Del resto, con i suoi 135 miliardi di prodotto interno lordo, ha ricordato oggi la Reuters citando gli ultimi dati Eurostat disponibili, l’Emilia Romagna è la quarta regione più ricca d’Italia. Ma anche, verrebbe da aggiungere, uno spaccato di quel sistema produttivo che, grazie a opportuni stimoli, dovrebbe, secondo gli auspici del governo, riattivare prima o poi quel processo di crescita capace di trascinare il Paese fuori dalla recessione. Non stupisce, dunque, che la domanda si sia fatta subito pressante: quanto peseranno le conseguenze del terremoto su un sistema Paese già profondamente scosso dalla crisi? Le stime, ovviamente, non sono ancora disponibili. Ma i primi dati sono già inquietanti. 

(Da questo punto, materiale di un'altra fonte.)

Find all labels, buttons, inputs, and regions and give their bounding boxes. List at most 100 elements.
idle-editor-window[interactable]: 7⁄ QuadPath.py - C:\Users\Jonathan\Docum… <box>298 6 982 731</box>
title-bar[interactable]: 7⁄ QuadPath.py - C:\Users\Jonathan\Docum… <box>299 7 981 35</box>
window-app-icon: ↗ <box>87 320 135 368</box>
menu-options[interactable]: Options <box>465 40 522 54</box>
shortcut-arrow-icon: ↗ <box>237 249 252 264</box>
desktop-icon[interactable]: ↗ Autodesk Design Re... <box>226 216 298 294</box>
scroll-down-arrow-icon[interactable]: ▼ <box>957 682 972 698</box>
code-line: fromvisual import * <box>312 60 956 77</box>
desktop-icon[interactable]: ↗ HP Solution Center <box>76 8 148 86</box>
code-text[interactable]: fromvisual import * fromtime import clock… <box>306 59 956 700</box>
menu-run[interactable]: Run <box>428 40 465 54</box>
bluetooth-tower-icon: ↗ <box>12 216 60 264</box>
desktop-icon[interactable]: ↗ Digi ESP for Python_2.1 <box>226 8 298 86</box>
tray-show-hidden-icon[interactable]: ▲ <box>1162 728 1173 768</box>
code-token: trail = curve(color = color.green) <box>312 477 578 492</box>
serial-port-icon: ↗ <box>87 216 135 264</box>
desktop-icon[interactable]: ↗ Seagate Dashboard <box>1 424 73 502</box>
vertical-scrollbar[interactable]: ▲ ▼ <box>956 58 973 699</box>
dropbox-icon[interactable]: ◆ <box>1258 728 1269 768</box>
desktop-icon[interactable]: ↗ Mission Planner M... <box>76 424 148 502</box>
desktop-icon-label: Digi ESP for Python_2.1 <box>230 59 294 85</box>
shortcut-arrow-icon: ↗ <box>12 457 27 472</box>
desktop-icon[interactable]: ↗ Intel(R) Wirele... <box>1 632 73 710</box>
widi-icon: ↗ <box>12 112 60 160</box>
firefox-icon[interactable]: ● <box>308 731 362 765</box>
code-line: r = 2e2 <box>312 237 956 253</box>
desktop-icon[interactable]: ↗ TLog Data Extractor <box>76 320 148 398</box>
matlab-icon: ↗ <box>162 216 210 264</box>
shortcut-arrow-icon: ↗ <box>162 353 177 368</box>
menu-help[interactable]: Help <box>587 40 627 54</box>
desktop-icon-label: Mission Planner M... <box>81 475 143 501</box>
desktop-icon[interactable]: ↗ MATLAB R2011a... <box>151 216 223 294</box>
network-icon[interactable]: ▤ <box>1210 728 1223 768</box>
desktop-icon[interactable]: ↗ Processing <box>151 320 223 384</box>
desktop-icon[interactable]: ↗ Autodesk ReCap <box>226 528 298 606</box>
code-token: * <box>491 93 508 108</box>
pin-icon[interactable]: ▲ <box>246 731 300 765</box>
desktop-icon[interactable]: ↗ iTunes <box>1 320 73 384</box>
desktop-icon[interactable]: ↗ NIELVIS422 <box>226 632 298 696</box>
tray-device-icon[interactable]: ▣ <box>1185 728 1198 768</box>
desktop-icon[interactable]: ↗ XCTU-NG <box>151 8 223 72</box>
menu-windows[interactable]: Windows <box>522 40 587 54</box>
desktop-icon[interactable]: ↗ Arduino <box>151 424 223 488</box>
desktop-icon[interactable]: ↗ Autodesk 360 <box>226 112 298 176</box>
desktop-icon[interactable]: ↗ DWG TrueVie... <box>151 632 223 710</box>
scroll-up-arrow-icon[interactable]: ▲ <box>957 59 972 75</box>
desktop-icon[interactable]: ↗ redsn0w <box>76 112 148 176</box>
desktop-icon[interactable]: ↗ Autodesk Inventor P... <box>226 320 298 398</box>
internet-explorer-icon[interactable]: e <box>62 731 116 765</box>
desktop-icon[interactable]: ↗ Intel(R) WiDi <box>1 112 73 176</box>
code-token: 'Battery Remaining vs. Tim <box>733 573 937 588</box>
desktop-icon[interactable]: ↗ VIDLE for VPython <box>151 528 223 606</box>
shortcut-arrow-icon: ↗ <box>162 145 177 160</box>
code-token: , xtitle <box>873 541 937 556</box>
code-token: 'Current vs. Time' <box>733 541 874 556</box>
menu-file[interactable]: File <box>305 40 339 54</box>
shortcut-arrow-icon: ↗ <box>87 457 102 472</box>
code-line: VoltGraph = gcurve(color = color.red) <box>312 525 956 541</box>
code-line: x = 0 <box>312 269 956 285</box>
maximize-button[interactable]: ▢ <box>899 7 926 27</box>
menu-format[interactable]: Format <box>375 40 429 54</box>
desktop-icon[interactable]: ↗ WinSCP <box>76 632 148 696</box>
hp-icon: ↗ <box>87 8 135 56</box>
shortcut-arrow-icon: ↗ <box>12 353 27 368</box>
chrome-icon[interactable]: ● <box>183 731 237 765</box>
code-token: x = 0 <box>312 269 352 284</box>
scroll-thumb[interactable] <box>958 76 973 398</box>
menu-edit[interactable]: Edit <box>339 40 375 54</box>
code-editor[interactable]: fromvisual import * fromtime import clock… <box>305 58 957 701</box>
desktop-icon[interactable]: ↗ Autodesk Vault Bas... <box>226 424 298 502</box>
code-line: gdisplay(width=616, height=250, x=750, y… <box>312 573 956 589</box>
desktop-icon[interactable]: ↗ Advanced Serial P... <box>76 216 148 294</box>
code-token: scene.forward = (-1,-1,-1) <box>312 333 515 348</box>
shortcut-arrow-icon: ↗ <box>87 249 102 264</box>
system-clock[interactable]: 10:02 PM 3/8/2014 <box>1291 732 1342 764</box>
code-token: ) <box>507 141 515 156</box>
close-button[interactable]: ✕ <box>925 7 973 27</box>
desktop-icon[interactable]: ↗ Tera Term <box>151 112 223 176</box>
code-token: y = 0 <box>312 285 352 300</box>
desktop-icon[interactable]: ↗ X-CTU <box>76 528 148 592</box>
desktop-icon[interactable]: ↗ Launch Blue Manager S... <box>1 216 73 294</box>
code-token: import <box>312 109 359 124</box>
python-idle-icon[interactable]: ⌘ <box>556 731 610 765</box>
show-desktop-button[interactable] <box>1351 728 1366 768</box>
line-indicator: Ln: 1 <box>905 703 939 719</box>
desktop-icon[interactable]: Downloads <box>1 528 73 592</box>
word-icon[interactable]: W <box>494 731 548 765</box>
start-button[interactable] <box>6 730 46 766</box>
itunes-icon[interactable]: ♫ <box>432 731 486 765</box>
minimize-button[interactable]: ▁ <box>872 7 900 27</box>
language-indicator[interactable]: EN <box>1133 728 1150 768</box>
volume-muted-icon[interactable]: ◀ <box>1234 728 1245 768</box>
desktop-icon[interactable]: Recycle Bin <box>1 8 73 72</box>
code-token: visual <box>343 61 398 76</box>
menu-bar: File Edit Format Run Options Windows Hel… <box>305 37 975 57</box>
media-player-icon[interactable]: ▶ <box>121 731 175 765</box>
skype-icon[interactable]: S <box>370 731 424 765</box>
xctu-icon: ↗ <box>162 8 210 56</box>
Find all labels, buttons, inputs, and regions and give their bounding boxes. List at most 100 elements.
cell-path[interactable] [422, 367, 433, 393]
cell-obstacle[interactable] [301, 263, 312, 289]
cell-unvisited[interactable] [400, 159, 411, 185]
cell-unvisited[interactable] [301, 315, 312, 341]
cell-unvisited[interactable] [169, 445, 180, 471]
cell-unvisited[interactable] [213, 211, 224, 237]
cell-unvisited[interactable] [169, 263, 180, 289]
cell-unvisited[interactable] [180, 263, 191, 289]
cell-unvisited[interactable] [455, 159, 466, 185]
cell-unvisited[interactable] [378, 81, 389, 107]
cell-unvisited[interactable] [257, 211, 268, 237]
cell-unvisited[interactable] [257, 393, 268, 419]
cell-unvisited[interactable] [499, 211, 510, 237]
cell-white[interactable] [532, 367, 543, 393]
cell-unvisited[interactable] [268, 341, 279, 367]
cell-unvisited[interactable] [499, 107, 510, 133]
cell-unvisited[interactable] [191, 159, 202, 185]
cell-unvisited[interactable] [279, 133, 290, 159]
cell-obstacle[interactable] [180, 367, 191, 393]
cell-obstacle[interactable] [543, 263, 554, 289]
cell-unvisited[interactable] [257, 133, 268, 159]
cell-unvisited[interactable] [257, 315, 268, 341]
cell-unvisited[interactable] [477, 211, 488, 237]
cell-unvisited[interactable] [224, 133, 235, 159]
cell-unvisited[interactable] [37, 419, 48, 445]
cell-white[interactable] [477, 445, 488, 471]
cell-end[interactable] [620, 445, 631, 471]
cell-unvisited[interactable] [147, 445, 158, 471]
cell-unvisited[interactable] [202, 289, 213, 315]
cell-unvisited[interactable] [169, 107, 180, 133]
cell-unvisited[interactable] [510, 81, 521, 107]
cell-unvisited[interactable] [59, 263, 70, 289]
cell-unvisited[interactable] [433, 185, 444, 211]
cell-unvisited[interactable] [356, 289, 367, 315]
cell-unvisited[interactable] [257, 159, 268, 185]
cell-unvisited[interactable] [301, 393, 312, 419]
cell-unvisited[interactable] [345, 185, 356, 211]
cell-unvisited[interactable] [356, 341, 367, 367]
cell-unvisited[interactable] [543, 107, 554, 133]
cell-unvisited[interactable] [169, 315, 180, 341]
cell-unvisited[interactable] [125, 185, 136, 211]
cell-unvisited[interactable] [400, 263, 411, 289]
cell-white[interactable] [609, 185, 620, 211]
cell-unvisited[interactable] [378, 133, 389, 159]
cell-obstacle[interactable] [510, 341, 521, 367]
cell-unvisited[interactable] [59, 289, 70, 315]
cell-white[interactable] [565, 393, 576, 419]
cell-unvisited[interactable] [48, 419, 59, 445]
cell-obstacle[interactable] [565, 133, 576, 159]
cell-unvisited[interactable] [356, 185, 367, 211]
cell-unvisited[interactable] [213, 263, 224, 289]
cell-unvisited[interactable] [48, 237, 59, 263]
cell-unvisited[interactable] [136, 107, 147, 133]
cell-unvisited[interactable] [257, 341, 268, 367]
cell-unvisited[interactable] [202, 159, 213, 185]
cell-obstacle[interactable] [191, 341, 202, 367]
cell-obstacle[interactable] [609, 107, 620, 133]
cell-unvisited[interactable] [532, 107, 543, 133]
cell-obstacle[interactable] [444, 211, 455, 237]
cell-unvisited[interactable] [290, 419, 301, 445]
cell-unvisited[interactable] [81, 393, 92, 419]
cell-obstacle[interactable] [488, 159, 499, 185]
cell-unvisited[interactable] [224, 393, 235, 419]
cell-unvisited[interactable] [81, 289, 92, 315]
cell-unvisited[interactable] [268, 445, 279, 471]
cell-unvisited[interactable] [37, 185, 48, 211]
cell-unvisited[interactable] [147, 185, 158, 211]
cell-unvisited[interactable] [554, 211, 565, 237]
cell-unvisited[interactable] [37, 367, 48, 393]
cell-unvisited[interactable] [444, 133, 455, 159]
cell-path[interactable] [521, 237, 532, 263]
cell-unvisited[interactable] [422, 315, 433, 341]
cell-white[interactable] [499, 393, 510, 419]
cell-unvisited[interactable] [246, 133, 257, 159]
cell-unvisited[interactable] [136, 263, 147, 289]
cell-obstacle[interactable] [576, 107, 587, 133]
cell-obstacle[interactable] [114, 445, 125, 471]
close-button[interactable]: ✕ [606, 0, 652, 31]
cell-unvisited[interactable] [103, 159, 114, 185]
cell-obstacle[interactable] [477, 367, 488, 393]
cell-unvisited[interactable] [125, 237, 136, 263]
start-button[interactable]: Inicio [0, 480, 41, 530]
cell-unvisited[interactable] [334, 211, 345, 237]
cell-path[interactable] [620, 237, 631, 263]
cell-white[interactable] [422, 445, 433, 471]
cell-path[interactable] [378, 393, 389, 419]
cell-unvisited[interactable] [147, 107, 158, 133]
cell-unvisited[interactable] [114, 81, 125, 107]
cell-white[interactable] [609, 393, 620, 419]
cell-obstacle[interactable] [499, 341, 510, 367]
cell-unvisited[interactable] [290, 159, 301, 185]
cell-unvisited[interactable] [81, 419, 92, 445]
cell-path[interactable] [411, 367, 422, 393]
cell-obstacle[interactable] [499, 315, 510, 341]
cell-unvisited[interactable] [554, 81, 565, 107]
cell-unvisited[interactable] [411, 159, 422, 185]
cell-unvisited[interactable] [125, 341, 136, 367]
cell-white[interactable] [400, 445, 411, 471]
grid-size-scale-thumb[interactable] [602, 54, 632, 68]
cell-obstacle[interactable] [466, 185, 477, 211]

Oggi, intanto, il Tesoro ha collocato Btp a 5 e 10 anni per un controvalore di 5,7 miliardi di euro, a metà strada circa tra le previsione iniziale compresa tra un minimo di 4,5 e un massimo di 6,25 miliardi. L’asta è andata piuttosto male: i rendimenti dei titoli a 10 anni sono saliti al 6,03% contro il 5,84 di fine aprile. I quinquennali sono passati dal 4,86 al 5,66% senza per questo andare propriamente a ruba (il Bid-to-cover, il rapporto tra domanda e offerta, si attestato all’1,352). Lo spread con i decennali tedeschi, intanto, ha superato quota 460 punti ma il dato è ovviamente condizionato dalla contemporanea caduta dei tassi sui titoli di Berlino che sul mercato secondario aggiornano il minimo storico a quota 1,32%. A preoccupare, semmai, è un altro spread tutto di casa nostra, quello tra quinquennali e decennali. La differenza di rendimento tra i Btp a 5 e 10 anni si riduce sempre di più, identificando quell’appiattimento della curva che da sempre preoccupa gli analisti. Tradotto, la percezione del rischio di medio periodo aumenta di più in proporzione a quella di lungo. Non possiamo parlare di “effetto terremoto”, ma certo la crescente tensione sui mercati potrebbe rendere gli investitori ancora più sensibili di fronte a eventuali revisioni al ribasso sul Pil italiano per il 2012.